Extract text from a PDF with a multimodal LLM — extract_pdf_text_with

This helper uploads a local PDF to a multimodal model through ellmer and asks the model to return clean running text. It is useful when ordinary OCR struggles with stamps, overlays, or poor scan quality but the target model can read PDFs directly.

Usage

extract_pdf_text_with_llm(
  pdf_path,
  prompt = paste("Transcribe the main body text from this PDF as plain UTF-8 text.",
    "Keep the wording faithful to the source.",
    "Ignore repeated stamps, watermarks, page numbers, headers, footers,",
    "and other obvious non-book overlays when they are not part of the book.",
    "Preserve paragraph breaks.", "Return only the extracted text.",
    "Do not add any introduction, explanation, summary, XML, markdown fences,",
    "or labels such as 'The following is the main body text from the PDF:'.", sep = " "),
  model = "gpt-5-mini",
  integration = getOption("nalanda.integration"),
  virtual_key = getOption("nalanda.virtual_key"),
  base_url = getOption("nalanda.base_url"),
  temperature = 1,
  seed = 42,
  output_path = NULL,
  timeout_s = getOption("ellmer_timeout_s", 120),
  max_tries = getOption("ellmer_max_tries", 5),
  retry_wait = 3,
  overwrite = FALSE
)

Arguments

pdf_path: Character scalar path to a local PDF file, a character vector of PDF paths, or a named/nested list of PDF paths such as the output of list_book_chapters(extension = "pdf").
prompt: Character scalar instruction shown alongside the PDF. The default asks for faithful transcription while ignoring obvious non-book overlays such as repeated stamps, page numbers, and headers/footers.
model: Character.
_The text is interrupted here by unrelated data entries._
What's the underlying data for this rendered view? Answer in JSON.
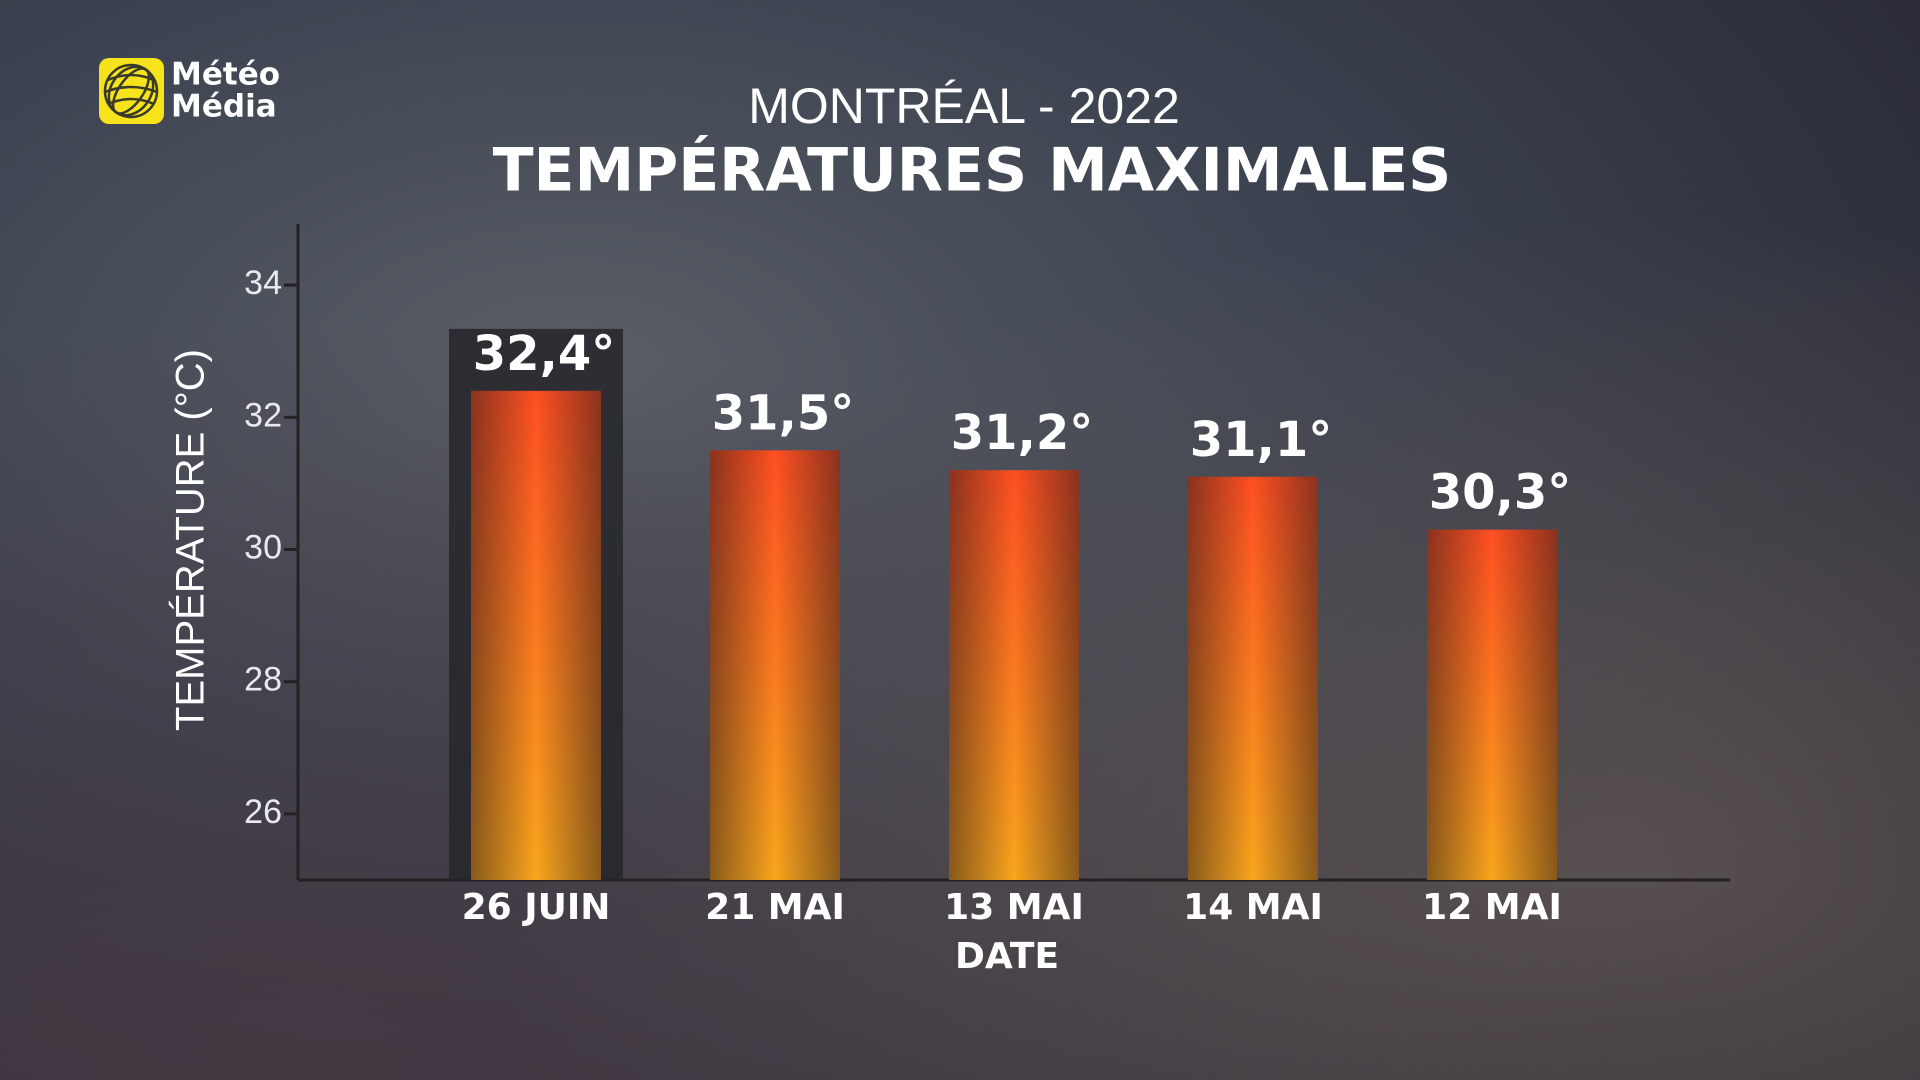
{
  "chart_data": {
    "type": "bar",
    "logo": [
      "Météo",
      "Média"
    ],
    "title": "MONTRÉAL - 2022",
    "subtitle": "TEMPÉRATURES MAXIMALES",
    "y_label": "TEMPÉRATURE (°C)",
    "x_label": "DATE",
    "categories": [
      "26 JUIN",
      "21 MAI",
      "13 MAI",
      "14 MAI",
      "12 MAI"
    ],
    "values": [
      32.4,
      31.5,
      31.2,
      31.1,
      30.3
    ],
    "value_labels": [
      "32,4°",
      "31,5°",
      "31,2°",
      "31,1°",
      "30,3°"
    ],
    "color": [
      "#ff4f22",
      "#f9a61c"
    ],
    "highlight": 0,
    "ylim": [
      25,
      35
    ],
    "yticks": [
      26,
      28,
      30,
      32,
      34
    ],
    "grid": false
  }
}
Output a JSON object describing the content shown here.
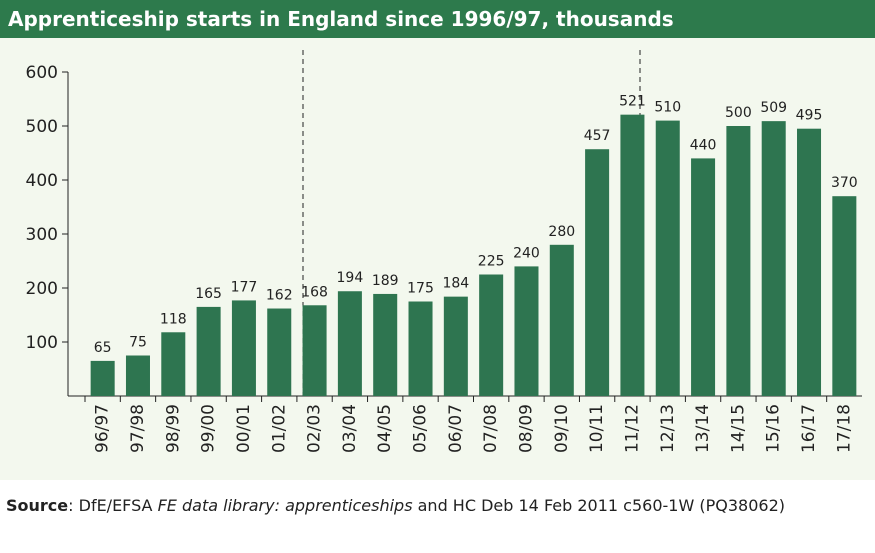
{
  "chart_data": {
    "type": "bar",
    "title": "Apprenticeship starts in England since 1996/97, thousands",
    "categories": [
      "96/97",
      "97/98",
      "98/99",
      "99/00",
      "00/01",
      "01/02",
      "02/03",
      "03/04",
      "04/05",
      "05/06",
      "06/07",
      "07/08",
      "08/09",
      "09/10",
      "10/11",
      "11/12",
      "12/13",
      "13/14",
      "14/15",
      "15/16",
      "16/17",
      "17/18"
    ],
    "values": [
      65,
      75,
      118,
      165,
      177,
      162,
      168,
      194,
      189,
      175,
      184,
      225,
      240,
      280,
      457,
      521,
      510,
      440,
      500,
      509,
      495,
      370
    ],
    "color": "#2e7550",
    "ylim": [
      0,
      600
    ],
    "yticks": [
      100,
      200,
      300,
      400,
      500,
      600
    ],
    "grid": false,
    "source": [
      "Source",
      ": DfE/EFSA ",
      "FE data library: apprenticeships",
      " and HC Deb 14 Feb 2011 c560-1W (PQ38062)"
    ]
  }
}
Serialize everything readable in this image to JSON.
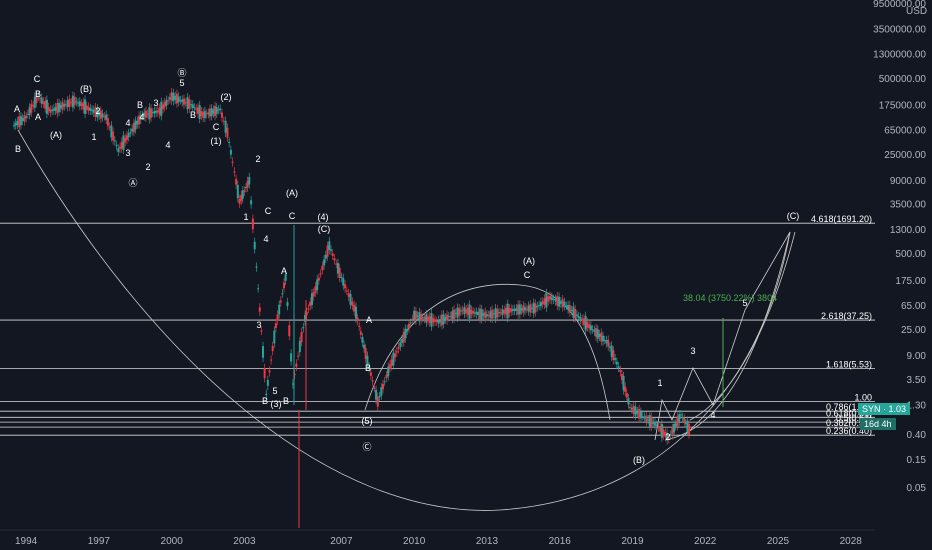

Model name for the chat backend.
integration: Optional Portkey/gateway route slug. If supplied and model is not fully-qualified, nalanda will build "@{integration}/{model}".
virtual_key: Optional legacy virtual key. If supplied and model is not fully-qualified, nalanda will build "@{virtual_key}/{model}".
base_url: Character. Base URL for API calls.
temperature: Numeric. Sampling temperature passed to the backend.
seed: Integer. Random seed for reproducibility.
output_path: Optional output target. For a single PDF, this may be either an exact .txt file path or a directory path. For a character vector or nested list of PDFs, supply a directory-like path without a file extension; nalanda will write one .txt per PDF incrementally, preserving partial progress if a later file fails.
timeout_s: Numeric scalar request timeout in seconds. Applied via options(ellmer_timeout_s = ...) for the duration of the call.
max_tries: Integer scalar total number of request attempts. Applied via options(ellmer_max_tries = ...) for the duration of the call.
retry_wait: Numeric scalar seconds to wait between manual retries after a failed single-file attempt.
overwrite: Logical scalar. If TRUE, replace existing output files at output_path. Defaults to FALSE.

Value

If pdf_path is a single file, a character scalar containing the extracted text. If pdf_path is a character vector or nested list, returns text with the same structure and names as the input. If output_path is supplied, text files are also written to disk.

Details

In testing through the NYU Portkey/gateway path, PDF extraction was more reliable with gpt-5-mini than with Gemini routes. Gemini-family models may still work in other environments, but PDF handling through chat_portkey() was inconsistent in our tests.